To clarify, how exactly did you handle the final stages of the body’s decay, when the skin is blueish black, and fluids are leaking out?

In the same way. It was just to bring out some of the texture. There was a tiny amount of very liquid paint on top, just to sink into the hollows of the textures. But apart from that, I avoided painting on top, because I wanted the colors to come from within the pieces, and from underneath the pieces.

I wanted the skin to look waxy. You know, when you cut yourself and there’s kind of like a shard of peeling skin, it looks waxy.
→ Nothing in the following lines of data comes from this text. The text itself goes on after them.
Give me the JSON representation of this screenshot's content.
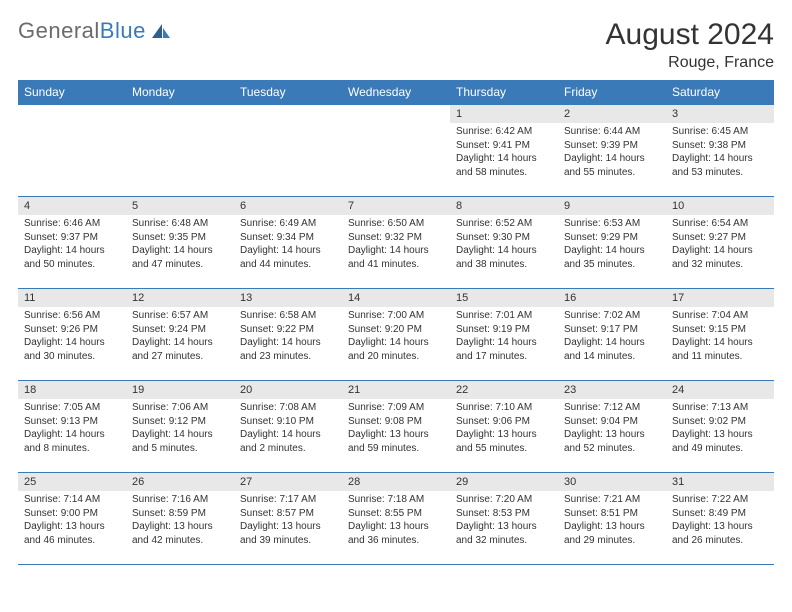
{
  "brand": {
    "part1": "General",
    "part2": "Blue"
  },
  "title": "August 2024",
  "location": "Rouge, France",
  "colors": {
    "accent": "#3a7ab8",
    "header_bg": "#3a7ab8",
    "header_fg": "#ffffff",
    "daynum_bg": "#e8e8e8",
    "text": "#333333",
    "logo_gray": "#6b6b6b"
  },
  "day_names": [
    "Sunday",
    "Monday",
    "Tuesday",
    "Wednesday",
    "Thursday",
    "Friday",
    "Saturday"
  ],
  "weeks": [
    [
      null,
      null,
      null,
      null,
      {
        "n": "1",
        "sunrise": "6:42 AM",
        "sunset": "9:41 PM",
        "daylight": "14 hours and 58 minutes."
      },
      {
        "n": "2",
        "sunrise": "6:44 AM",
        "sunset": "9:39 PM",
        "daylight": "14 hours and 55 minutes."
      },
      {
        "n": "3",
        "sunrise": "6:45 AM",
        "sunset": "9:38 PM",
        "daylight": "14 hours and 53 minutes."
      }
    ],
    [
      {
        "n": "4",
        "sunrise": "6:46 AM",
        "sunset": "9:37 PM",
        "daylight": "14 hours and 50 minutes."
      },
      {
        "n": "5",
        "sunrise": "6:48 AM",
        "sunset": "9:35 PM",
        "daylight": "14 hours and 47 minutes."
      },
      {
        "n": "6",
        "sunrise": "6:49 AM",
        "sunset": "9:34 PM",
        "daylight": "14 hours and 44 minutes."
      },
      {
        "n": "7",
        "sunrise": "6:50 AM",
        "sunset": "9:32 PM",
        "daylight": "14 hours and 41 minutes."
      },
      {
        "n": "8",
        "sunrise": "6:52 AM",
        "sunset": "9:30 PM",
        "daylight": "14 hours and 38 minutes."
      },
      {
        "n": "9",
        "sunrise": "6:53 AM",
        "sunset": "9:29 PM",
        "daylight": "14 hours and 35 minutes."
      },
      {
        "n": "10",
        "sunrise": "6:54 AM",
        "sunset": "9:27 PM",
        "daylight": "14 hours and 32 minutes."
      }
    ],
    [
      {
        "n": "11",
        "sunrise": "6:56 AM",
        "sunset": "9:26 PM",
        "daylight": "14 hours and 30 minutes."
      },
      {
        "n": "12",
        "sunrise": "6:57 AM",
        "sunset": "9:24 PM",
        "daylight": "14 hours and 27 minutes."
      },
      {
        "n": "13",
        "sunrise": "6:58 AM",
        "sunset": "9:22 PM",
        "daylight": "14 hours and 23 minutes."
      },
      {
        "n": "14",
        "sunrise": "7:00 AM",
        "sunset": "9:20 PM",
        "daylight": "14 hours and 20 minutes."
      },
      {
        "n": "15",
        "sunrise": "7:01 AM",
        "sunset": "9:19 PM",
        "daylight": "14 hours and 17 minutes."
      },
      {
        "n": "16",
        "sunrise": "7:02 AM",
        "sunset": "9:17 PM",
        "daylight": "14 hours and 14 minutes."
      },
      {
        "n": "17",
        "sunrise": "7:04 AM",
        "sunset": "9:15 PM",
        "daylight": "14 hours and 11 minutes."
      }
    ],
    [
      {
        "n": "18",
        "sunrise": "7:05 AM",
        "sunset": "9:13 PM",
        "daylight": "14 hours and 8 minutes."
      },
      {
        "n": "19",
        "sunrise": "7:06 AM",
        "sunset": "9:12 PM",
        "daylight": "14 hours and 5 minutes."
      },
      {
        "n": "20",
        "sunrise": "7:08 AM",
        "sunset": "9:10 PM",
        "daylight": "14 hours and 2 minutes."
      },
      {
        "n": "21",
        "sunrise": "7:09 AM",
        "sunset": "9:08 PM",
        "daylight": "13 hours and 59 minutes."
      },
      {
        "n": "22",
        "sunrise": "7:10 AM",
        "sunset": "9:06 PM",
        "daylight": "13 hours and 55 minutes."
      },
      {
        "n": "23",
        "sunrise": "7:12 AM",
        "sunset": "9:04 PM",
        "daylight": "13 hours and 52 minutes."
      },
      {
        "n": "24",
        "sunrise": "7:13 AM",
        "sunset": "9:02 PM",
        "daylight": "13 hours and 49 minutes."
      }
    ],
    [
      {
        "n": "25",
        "sunrise": "7:14 AM",
        "sunset": "9:00 PM",
        "daylight": "13 hours and 46 minutes."
      },
      {
        "n": "26",
        "sunrise": "7:16 AM",
        "sunset": "8:59 PM",
        "daylight": "13 hours and 42 minutes."
      },
      {
        "n": "27",
        "sunrise": "7:17 AM",
        "sunset": "8:57 PM",
        "daylight": "13 hours and 39 minutes."
      },
      {
        "n": "28",
        "sunrise": "7:18 AM",
        "sunset": "8:55 PM",
        "daylight": "13 hours and 36 minutes."
      },
      {
        "n": "29",
        "sunrise": "7:20 AM",
        "sunset": "8:53 PM",
        "daylight": "13 hours and 32 minutes."
      },
      {
        "n": "30",
        "sunrise": "7:21 AM",
        "sunset": "8:51 PM",
        "daylight": "13 hours and 29 minutes."
      },
      {
        "n": "31",
        "sunrise": "7:22 AM",
        "sunset": "8:49 PM",
        "daylight": "13 hours and 26 minutes."
      }
    ]
  ],
  "labels": {
    "sunrise": "Sunrise:",
    "sunset": "Sunset:",
    "daylight": "Daylight:"
  }
}
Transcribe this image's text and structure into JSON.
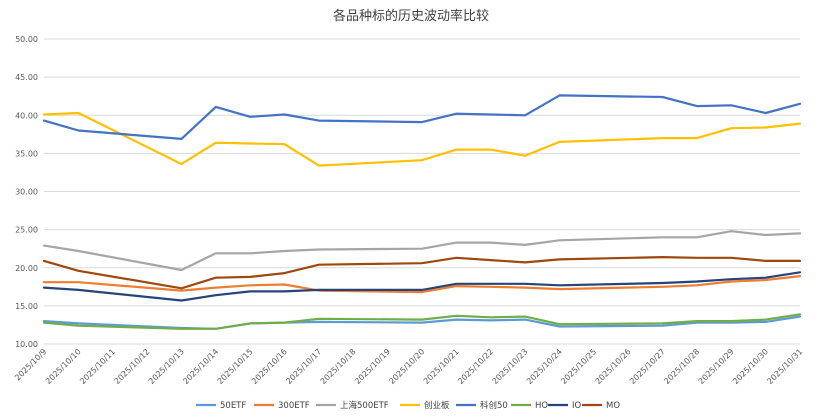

It’s lost its color. I wanted the skin to look dead, and the thing is, that’s how the skin does look in these circumstances.

But to get that look, you’ve actually got to break the rules. You’ve got to go against what people say: “This is what you must do, otherwise it’ll look terrible.” Well yeah, that’s what I want to do. I want it to look terrible, but controlled terrible—the terrible that I want.

How long did it take to put Chernobyl’s most involved prosthetics on, and take them off?

To be honest with you, the time it took was a lot—basically, because most of it, we hadn’t had time to test. And it was done on the day, because there wasn’t the time to make it all and test it We did do some tests, but it took lots of time. Honestly, I’m not altogether sure because everything was so overlapping. The moment we finished one, another one started, and there were two teams at work. [But] I would say to do the big, big makeups, they’re about six hours apiece—and that’s pretty fast, for what it is.

What other tools did you draw on to portray radiation sickness?

We had contact lenses, hair, no hair, blisters, seeping wounds. I mean, you name it, we had it, because it’s an all-over look. We blackened the tongues, because everything goes black—and the gums, as well—and the nails, they start to rot. Literally, we went through every single detail that you can possibly imagine, because it was so important to get it right.